[Mesa-dev] IROUND, math errors, etc. (was: Re: proposed patch optimized F_TO_I for powerpc platforms)

Fri Jul 31 09:44:32 PDT 2015

On Fri, Jul 31, 2015 at 7:13 AM, Roland Scheidegger <sroland at vmware.com> wrote:
> CC mesa-dev.
>
> This looks good to me. I am starting to wonder though why we don't just
> use lrintf() and let the compiler sort it out (for x86 too).
> Though actually some quick experiments show that:
> - llvm's clang will always use libm lrintf call. Which then will do
> (x86_64) cvtss2si %xmm0,%rax as expected. Meaning the cost is probably
> twice as high as it could be due to the unnecessary library call.
> - gcc will also use the same library call. Unless you specify
> -fno-math-errno (or some more aggressive math optimizing stuff), in
> which case it will do the cvtss2si on its own. Which is fairly stupid,
> because this function doesn't set errno in any case, so it could be used
> independent of -fno-math-errno.
>
> Speaking of -fno-math-errno, why don't we use that in mesa? I know the
> fast math stuff can be problematic, but noone is _ever_ interested in
> math error numbers.
>
> Speaking of which, I'm not really sure why IROUND isn't doing the same.
> Yes it rounds away from zero, but I doubt that matters - would probably
> be better to match whatever rounding is used in hw (GL doesn't seem to
> specify tie-breaker rules for round to nearest afaict).
>
> FWIW IROUND along with even the 64bit sibling IROUND64 (and IROUND_POS)
> is not even really correct in any case. There exist floats where f +
> 0.5f will round up to the next integer incorrectly. e.g. something like
> "largest float smaller than 63.5f", 63.4999999f or so, if you add +0.5f
> the resulting number for the hw is right between that largest float
> smaller than 63.5f and 64.0f, and thus it will use the tie-breaker rule
> (round to nearest even for your typical hw with typical rounding mode
> set) making this 64.0, thus the rounded integer will be 64, which is
> just plain wrong no matter the round-to-nearest tie breaker rule.
> There are ways to fix it (the obvious one is to add 0.5 as double), but
> I don't think we should even try that, and assume lrintf can do a decent
> job on hw we care about (compiler not doing its job right is a pity but
> might not be too bad even if it uses lib call).
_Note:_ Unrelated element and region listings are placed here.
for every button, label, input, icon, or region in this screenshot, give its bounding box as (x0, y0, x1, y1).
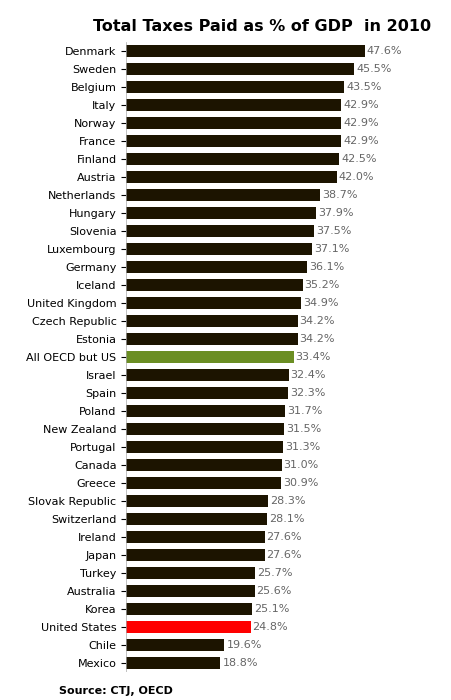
Bar (126, 368, 289, 382)
Bar (126, 45, 365, 57)
Text: 36.1%: 36.1% (309, 262, 345, 272)
Bar (126, 531, 265, 543)
Text: 25.1%: 25.1% (254, 604, 290, 614)
Bar (126, 423, 284, 435)
Bar (126, 440, 283, 454)
Text: 27.6%: 27.6% (267, 532, 302, 542)
Text: 31.0%: 31.0% (284, 460, 319, 470)
Bar (126, 620, 251, 634)
Bar (126, 206, 316, 220)
Text: 42.5%: 42.5% (341, 154, 377, 164)
Bar (126, 80, 344, 94)
Bar (126, 279, 303, 291)
Bar (126, 242, 312, 256)
Text: 38.7%: 38.7% (322, 190, 358, 200)
Bar (126, 458, 281, 472)
Title: Total Taxes Paid as % of GDP  in 2010: Total Taxes Paid as % of GDP in 2010 (92, 19, 431, 34)
Text: 27.6%: 27.6% (267, 550, 302, 560)
Bar (126, 332, 298, 346)
Text: 32.4%: 32.4% (290, 370, 326, 380)
Text: 42.9%: 42.9% (343, 118, 379, 128)
Text: 24.8%: 24.8% (253, 622, 288, 632)
Text: 34.2%: 34.2% (299, 316, 335, 326)
Bar (126, 297, 301, 309)
Bar (126, 386, 288, 400)
Text: 31.5%: 31.5% (286, 424, 322, 434)
Bar (126, 99, 341, 111)
Text: 33.4%: 33.4% (296, 352, 331, 362)
Text: 35.2%: 35.2% (305, 280, 340, 290)
Text: 18.8%: 18.8% (222, 658, 258, 668)
Text: 28.1%: 28.1% (269, 514, 304, 524)
Bar (126, 351, 294, 363)
Text: 31.7%: 31.7% (287, 406, 322, 416)
Text: 43.5%: 43.5% (346, 82, 382, 92)
Bar (126, 584, 254, 598)
Text: 37.5%: 37.5% (316, 226, 352, 236)
Bar (126, 188, 320, 202)
Bar (126, 314, 298, 328)
Bar (126, 260, 307, 274)
Bar (126, 549, 265, 561)
Text: 42.9%: 42.9% (343, 136, 379, 146)
Text: 25.7%: 25.7% (257, 568, 293, 578)
Bar (126, 116, 341, 130)
Bar (126, 171, 337, 183)
Text: 25.6%: 25.6% (257, 586, 292, 596)
Text: 34.9%: 34.9% (303, 298, 339, 308)
Text: 31.3%: 31.3% (285, 442, 320, 452)
Text: 32.3%: 32.3% (290, 388, 326, 398)
Bar (126, 405, 285, 417)
Bar (126, 153, 339, 165)
Text: 45.5%: 45.5% (356, 64, 391, 74)
Bar (126, 512, 267, 526)
Text: 42.9%: 42.9% (343, 100, 379, 110)
Bar (126, 494, 268, 508)
Text: 42.0%: 42.0% (339, 172, 374, 182)
Bar (126, 134, 341, 148)
Bar (126, 638, 225, 652)
Bar (126, 477, 281, 489)
Text: 19.6%: 19.6% (226, 640, 262, 650)
Text: Source: CTJ, OECD: Source: CTJ, OECD (59, 687, 172, 696)
Bar (126, 603, 252, 615)
Bar (126, 62, 354, 76)
Text: 37.1%: 37.1% (314, 244, 350, 254)
Bar (126, 566, 255, 580)
Text: 28.3%: 28.3% (270, 496, 306, 506)
Bar (126, 225, 314, 237)
Bar (126, 657, 221, 669)
Text: 47.6%: 47.6% (367, 46, 402, 56)
Text: 37.9%: 37.9% (318, 208, 354, 218)
Text: 34.2%: 34.2% (299, 334, 335, 344)
Text: 30.9%: 30.9% (283, 478, 318, 488)
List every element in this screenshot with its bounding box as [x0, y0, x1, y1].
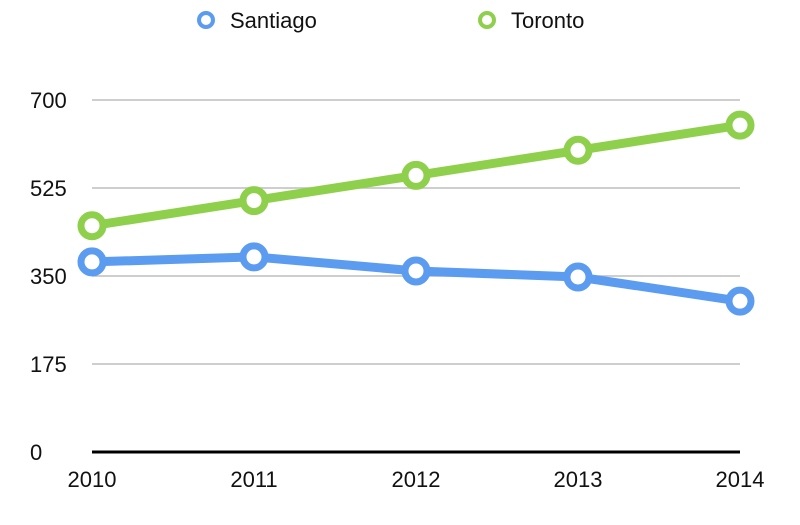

I've actually got a branch to get rid of F_TO_I (and I want to remove
IROUND as well) in favor of libm rounding functions.

I agree that we don't care about errno and traps and such, so I tried
a few things to get the code we want from rintf, etc. I tried marking
a wrapper around rintf with __attribute__((optimize("-ffast-math")))
but just today a gcc developer confirmed that this cannot work because
when the function is inlined it loses the optimization attribute. I'll
do some tests with -fno-math-errno and friends.

I'll finish this branch up very soon.